In the interview, Farokhi was defensive, cutting the interview short after asking for his quotes to be read back to him and insisting that future interviews be audio-recorded.
“Fundamentally, the City needs to do its part to lead on fighting climate change. This is one of many things the City can be doing, but it’s an important thing to do,” Farokhi told APN.
THE HARMS OF PLASTIC POLLUTION
There is a connection between plastic pollution and climate change, when discarded plastics degrade and release greenhouse gases. The extraction of fossil fuels and the manufacturing processes used to create single-use plastic also contribute to climate change.
Troublingly, plastic pollution also harms sea animals and causes microplastics to appear in fish that are consumed by humans.
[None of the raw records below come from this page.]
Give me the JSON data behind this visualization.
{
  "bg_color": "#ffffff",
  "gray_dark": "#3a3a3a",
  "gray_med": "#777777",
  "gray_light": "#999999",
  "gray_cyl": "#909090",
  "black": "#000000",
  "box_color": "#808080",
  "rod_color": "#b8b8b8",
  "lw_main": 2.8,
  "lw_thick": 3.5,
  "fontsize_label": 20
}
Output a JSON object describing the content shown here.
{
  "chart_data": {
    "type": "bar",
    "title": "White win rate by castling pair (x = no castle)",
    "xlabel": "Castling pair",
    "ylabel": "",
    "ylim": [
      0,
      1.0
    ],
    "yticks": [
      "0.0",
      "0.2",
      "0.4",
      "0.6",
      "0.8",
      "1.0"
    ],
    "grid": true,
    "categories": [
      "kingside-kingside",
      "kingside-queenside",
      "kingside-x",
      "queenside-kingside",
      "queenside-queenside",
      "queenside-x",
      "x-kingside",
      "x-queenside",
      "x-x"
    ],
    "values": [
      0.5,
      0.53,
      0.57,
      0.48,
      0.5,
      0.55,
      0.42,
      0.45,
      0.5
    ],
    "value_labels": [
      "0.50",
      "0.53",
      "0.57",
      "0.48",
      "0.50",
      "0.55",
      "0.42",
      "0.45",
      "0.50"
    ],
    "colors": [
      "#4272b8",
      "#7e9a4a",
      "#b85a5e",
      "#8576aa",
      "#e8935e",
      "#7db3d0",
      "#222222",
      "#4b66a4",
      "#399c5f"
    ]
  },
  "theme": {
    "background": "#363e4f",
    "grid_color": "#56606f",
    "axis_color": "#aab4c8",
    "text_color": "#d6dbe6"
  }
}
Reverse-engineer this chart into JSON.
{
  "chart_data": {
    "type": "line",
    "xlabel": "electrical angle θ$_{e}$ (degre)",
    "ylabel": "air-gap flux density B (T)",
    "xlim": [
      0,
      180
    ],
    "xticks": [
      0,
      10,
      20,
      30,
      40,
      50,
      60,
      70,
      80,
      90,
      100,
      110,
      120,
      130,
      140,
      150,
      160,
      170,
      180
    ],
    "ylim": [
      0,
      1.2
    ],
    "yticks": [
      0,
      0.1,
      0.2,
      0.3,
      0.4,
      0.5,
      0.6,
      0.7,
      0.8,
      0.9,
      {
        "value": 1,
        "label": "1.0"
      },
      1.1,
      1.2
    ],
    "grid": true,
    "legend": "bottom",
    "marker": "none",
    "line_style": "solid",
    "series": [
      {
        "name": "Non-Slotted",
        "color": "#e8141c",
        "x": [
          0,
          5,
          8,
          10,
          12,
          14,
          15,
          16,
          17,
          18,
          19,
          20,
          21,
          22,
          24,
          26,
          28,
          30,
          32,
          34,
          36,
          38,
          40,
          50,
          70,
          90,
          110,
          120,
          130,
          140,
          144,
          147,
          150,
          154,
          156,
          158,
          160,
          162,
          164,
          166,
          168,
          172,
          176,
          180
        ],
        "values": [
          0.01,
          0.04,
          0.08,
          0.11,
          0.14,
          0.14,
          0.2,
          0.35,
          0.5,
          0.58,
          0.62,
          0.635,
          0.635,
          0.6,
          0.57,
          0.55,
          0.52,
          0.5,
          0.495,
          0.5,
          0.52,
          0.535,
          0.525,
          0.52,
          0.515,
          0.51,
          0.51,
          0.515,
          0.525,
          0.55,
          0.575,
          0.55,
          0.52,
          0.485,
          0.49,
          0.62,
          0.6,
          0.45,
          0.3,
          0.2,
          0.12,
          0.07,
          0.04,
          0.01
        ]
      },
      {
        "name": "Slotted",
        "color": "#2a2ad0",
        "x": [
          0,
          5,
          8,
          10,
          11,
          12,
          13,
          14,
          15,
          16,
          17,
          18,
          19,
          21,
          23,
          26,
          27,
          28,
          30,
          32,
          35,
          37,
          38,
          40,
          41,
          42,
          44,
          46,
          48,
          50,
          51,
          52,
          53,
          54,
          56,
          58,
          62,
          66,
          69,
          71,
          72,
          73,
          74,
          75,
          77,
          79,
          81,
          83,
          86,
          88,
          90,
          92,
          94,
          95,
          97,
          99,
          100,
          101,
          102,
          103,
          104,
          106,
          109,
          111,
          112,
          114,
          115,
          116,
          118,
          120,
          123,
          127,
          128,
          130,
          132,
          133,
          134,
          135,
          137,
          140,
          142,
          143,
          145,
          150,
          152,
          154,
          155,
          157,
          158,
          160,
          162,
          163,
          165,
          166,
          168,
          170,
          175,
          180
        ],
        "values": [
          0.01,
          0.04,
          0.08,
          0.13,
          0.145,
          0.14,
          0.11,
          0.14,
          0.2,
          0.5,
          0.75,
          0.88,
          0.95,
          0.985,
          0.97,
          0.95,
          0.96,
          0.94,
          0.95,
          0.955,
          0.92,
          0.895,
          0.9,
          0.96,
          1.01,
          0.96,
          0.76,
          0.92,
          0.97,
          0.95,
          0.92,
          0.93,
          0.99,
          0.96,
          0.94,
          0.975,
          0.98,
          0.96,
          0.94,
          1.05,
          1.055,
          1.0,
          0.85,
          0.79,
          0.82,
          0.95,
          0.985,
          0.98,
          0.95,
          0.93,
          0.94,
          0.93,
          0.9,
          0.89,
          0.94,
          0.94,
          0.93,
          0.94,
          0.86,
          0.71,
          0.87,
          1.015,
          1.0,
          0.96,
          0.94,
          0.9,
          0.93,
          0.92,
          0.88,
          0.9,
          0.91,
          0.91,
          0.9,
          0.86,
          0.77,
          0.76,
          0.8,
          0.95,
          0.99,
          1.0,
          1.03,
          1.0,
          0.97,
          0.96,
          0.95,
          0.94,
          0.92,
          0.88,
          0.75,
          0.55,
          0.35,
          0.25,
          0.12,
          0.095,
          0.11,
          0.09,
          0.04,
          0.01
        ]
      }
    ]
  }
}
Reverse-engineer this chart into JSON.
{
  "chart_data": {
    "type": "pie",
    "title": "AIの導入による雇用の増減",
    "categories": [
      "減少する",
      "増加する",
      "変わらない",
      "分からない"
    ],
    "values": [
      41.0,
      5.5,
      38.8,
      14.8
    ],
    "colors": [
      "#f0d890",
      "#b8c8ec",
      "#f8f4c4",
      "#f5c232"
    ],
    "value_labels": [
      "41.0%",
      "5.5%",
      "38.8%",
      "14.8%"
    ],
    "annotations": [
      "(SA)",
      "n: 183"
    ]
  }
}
GEORGIA CATCHING UP WITH THE NATION
Cities and states around the country have been adopting single-use plastic bans.
Atlanta and cities across Georgia are just catching up.
In September 2019, Fulton County Government passed a ban in county-owned facilities that is more defined and broader than Atlanta’s ordinance.
Fulton County’s ban includes “disposable plastics, typically used once before they are discarded, to include plastic bags, straws, coffee stirrers, cups, and utensils and most plastic food packaging….”
Then, in October 2019, the City of South Fulton passed a ban in city-owned facilities as well.
Atlanta appears to have become the third local government in Georgia to ban single-use plastics.
Tybee Island had considered a ban in 2015, which led the Republican State legislature to consider preempting cities’ abilities to ban plastic bags. The Legislature did not pass the preemption law, and Tybee Island abandoned its proposed ordinance as well.
On Tuesday, November 03, the City of Clarkston passed a resolution asking the City Attorney to draft an ordinance regarding the banning of single-use plastic that the City Council intends to consider in May 2020.